Die Spezialistin für Altersmedizin von der Charité Berlin, Prof. Ursula Müller-Werdan, gab auf einer Pressekonferenz einen Einblick, was man jetzt schon tun kann und was die Wissenschaft beiträgt, um länger gesund zu leben.
Evidenzbasierte Strategien für gesundes Altern
Die kardiovaskuläre Prävention trägt wissenschaftlich belegt zur Langlebigkeit bei. Die Pathogenese der Herz-Kreislauf-Erkrankungen im Alter hat eine erhebliche Schnittmenge mit den molekularen Alterungsprozessen; kardiovaskuläres Altern und Langlebigkeit sind miteinander verbunden.
Die kardiovaskuläre Prävention mit Fokus auf den klassischen kardiovaskulären Risikofaktoren macht auch bei älteren Menschen Sinn. Sie wird ausdrücklich von den kardiologischen Fachgesellschaften empfohlen. Dazu gehören die "Life‘s Essential 8" der American Heart Association:
Life's Essential 8: Strategien für gesundes Altwerden
- Gesunde Ernährung
- Regelmäßig körperliche Bewegung
- Ausreichend Schlaf
- Tabakverzicht
- Normalgewicht
- Cholesterin im Normbereich
- Blutzucker im Normbereich
- Blutdruck im Normbereich
Die Life's Essential 8 werden altersunabhängig und auch für betagte Menschen empfohlen.
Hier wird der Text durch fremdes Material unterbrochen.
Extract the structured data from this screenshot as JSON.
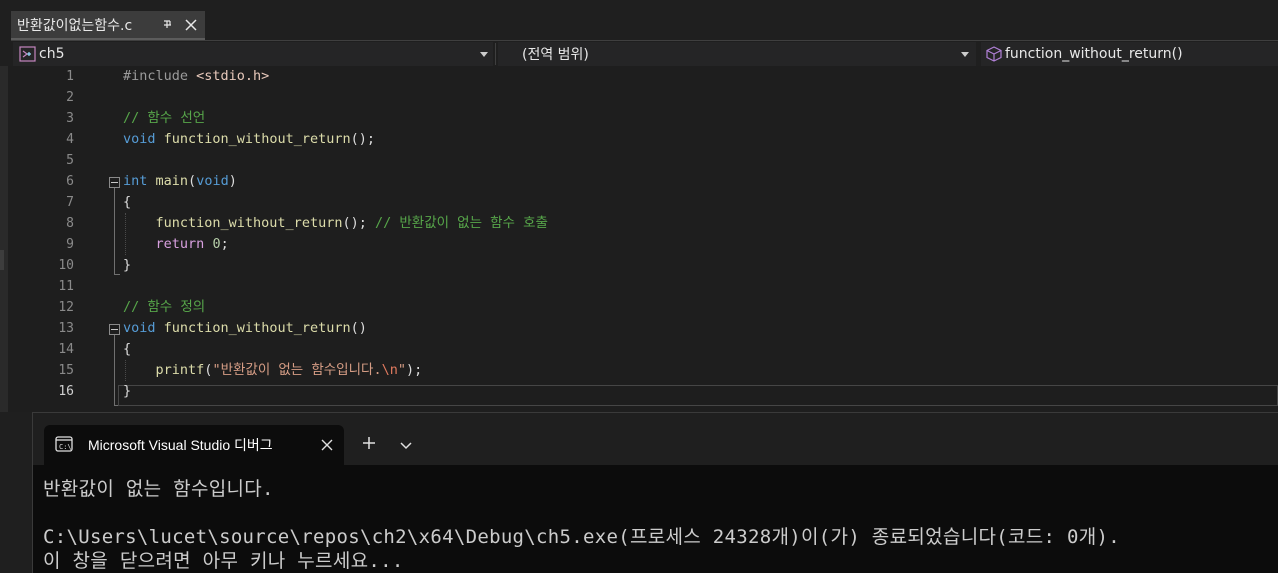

Demnach können diese 8 Strategien den Alterungsprozess auf molekularer und zellulärer Ebene günstig beeinflussen und so zu einer verlängerten Lebens- und Gesundheitsspanne beitragen.
Medikamentöse Ansätze
Ein vielversprechender Forschungsbereich sind sog. Senotherapeutika: Dazu gehören Medikamente, die gezielt alternde Zellen abbauen und so altersbedingten Erkrankungen vorbeugen können. „Diese Therapien stehen noch am Anfang. Der Ansatz, Zellen, die durch Alterungsprozesse ihre eigentliche Funktion eingebüßt haben, gezielt medikamentös zu beseitigen, hat sich bislang als wirksam erwiesen“, so Müller-Werdan.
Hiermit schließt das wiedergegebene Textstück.